Martha - LOL - yep, they will do a thorough job, too!
okay ya all, here is stage one of plant room#1 so far.. still needs cleaning, ( again) lights on a timer, I check the bulbs all the time, no gnats, no bugs except I keep finding tiny worms on a couple brugs, applied soap water to all pots with a bit of neem and used windex on everything.. (diluted) am now spraying with Kens Mix and using a humidifier..
I have the lights set up to turn off east to west, just like outside, and a mix of lights with high lumins, .. I cut back all the hibs, now I need to cut back the cestrums and the durantas... *sigh* not enough time..
I am leaving the cannas in ground this year, including the red one from Rita, I will just croak if they don't come back, I might cave in and lift them any way..
getting a place fixed up for the passis and other vines to climb on in the outer room, chalice vine is still outside, as is all the tropical vines.. will be up to 91 tommorrow, I will be antsy to get off and do someting outside before the shows come on TV.
Lookie here,,,,, nicandra
Debra, I'm sure if you leave something outdoors and it dies, one of us has a replacement. Cannas go wild in a tropical climate ie Florida! All your plants are lush and gorgeous!
Debra, your going to have " triffids " http://www.urbandictionary.com/define.php?term=triffid in your basement. LOL....
Cissus amazonica has new digs - Cypress long with hollowed out end and set in the ground...

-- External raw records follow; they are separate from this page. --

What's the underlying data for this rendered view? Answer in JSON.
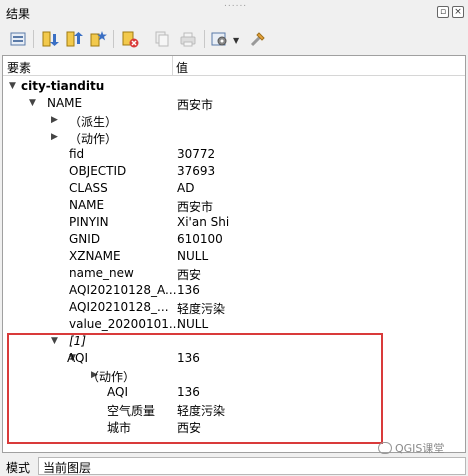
{
  "panel": {
    "title": "结果",
    "grip": "......"
  },
  "toolbar": {
    "icons": [
      "expand-tree-icon",
      "collapse-down-icon",
      "collapse-up-icon",
      "star-icon",
      "clear-results-icon",
      "copy-icon",
      "print-icon",
      "settings-dropdown-icon",
      "tools-icon"
    ]
  },
  "header": {
    "col1": "要素",
    "col2": "值"
  },
  "rows": [
    {
      "name": "city-tianditu",
      "value": "",
      "depth": 0,
      "arrow": "down",
      "bold": true
    },
    {
      "name": "NAME",
      "value": "西安市",
      "depth": 1,
      "arrow": "down"
    },
    {
      "name": "（派生）",
      "value": "",
      "depth": 2,
      "arrow": "right"
    },
    {
      "name": "（动作）",
      "value": "",
      "depth": 2,
      "arrow": "right"
    },
    {
      "name": "fid",
      "value": "30772",
      "depth": 3
    },
    {
      "name": "OBJECTID",
      "value": "37693",
      "depth": 3
    },
    {
      "name": "CLASS",
      "value": "AD",
      "depth": 3
    },
    {
      "name": "NAME",
      "value": "西安市",
      "depth": 3
    },
    {
      "name": "PINYIN",
      "value": "Xi'an Shi",
      "depth": 3
    },
    {
      "name": "GNID",
      "value": "610100",
      "depth": 3
    },
    {
      "name": "XZNAME",
      "value": "NULL",
      "depth": 3
    },
    {
      "name": "name_new",
      "value": "西安",
      "depth": 3
    },
    {
      "name": "AQI20210128_A...",
      "value": "136",
      "depth": 3
    },
    {
      "name": "AQI20210128_...",
      "value": "轻度污染",
      "depth": 3
    },
    {
      "name": "value_20200101...",
      "value": "NULL",
      "depth": 3
    },
    {
      "name": "[1]",
      "value": "",
      "depth": 3,
      "arrow": "down",
      "italic": true
    },
    {
      "name": "AQI",
      "value": "136",
      "depth": 4,
      "arrow": "down"
    },
    {
      "name": "（动作）",
      "value": "",
      "depth": 5,
      "arrow": "right"
    },
    {
      "name": "AQI",
      "value": "136",
      "depth": 6
    },
    {
      "name": "空气质量",
      "value": "轻度污染",
      "depth": 6
    },
    {
      "name": "城市",
      "value": "西安",
      "depth": 6
    }
  ],
  "bottom": {
    "mode_label": "模式",
    "mode_value": "当前图层"
  },
  "watermark": "QGIS课堂",
  "colors": {
    "highlight": "#d93a3a"
  }
}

It seems I have a lot of triffids in my garden, I call them wax myrtles.
Debra, I think I saw a caladium or two in your pictures. Why don't you just let them go dormant for the winter and store the bulb instead of having to water and spray a plant in a pot. That pot is valuable real estate in your basment.
Wanted to add, I wish my cape hineysuckle looked as good as yours.
This message was edited Sep 28, 2011 8:44 AM
Went to an estate sale last weekend. In the backyard was the most wonderful greenhouse I have ever seen. heated and air conditioned, on a concrete slab with solid area all around and in front of it that has been treated with something and the concrete doesn't get hot. Price for construction (never mind all of the extras)...tada.....$38,000 some 5-6 years ago. Made me drool. Just what you need, Debra.
No, Christie - Deb needs to move down here to Florida with me!
Ooh, too bad you didn't get a picture, Christie! Did you get any plants at the estate sale?
Debra, you could hedge your bets on the cannas. Wait until they all die back from the cold, then just bring in a piece or two of each plant as insurance, leave the rest in place, bury and mulch 'em like crazy! If you lose the ones outside, you still have starts for next year, and if you don't . . . well, you'll have lots to share. Plus, as Kay says lots of us have cannas to share with you.
Your indoor garden is great, but what a lotta work, kiddo! Give yourself a break, and as Alice says, let the things that will go dormant have a sleep!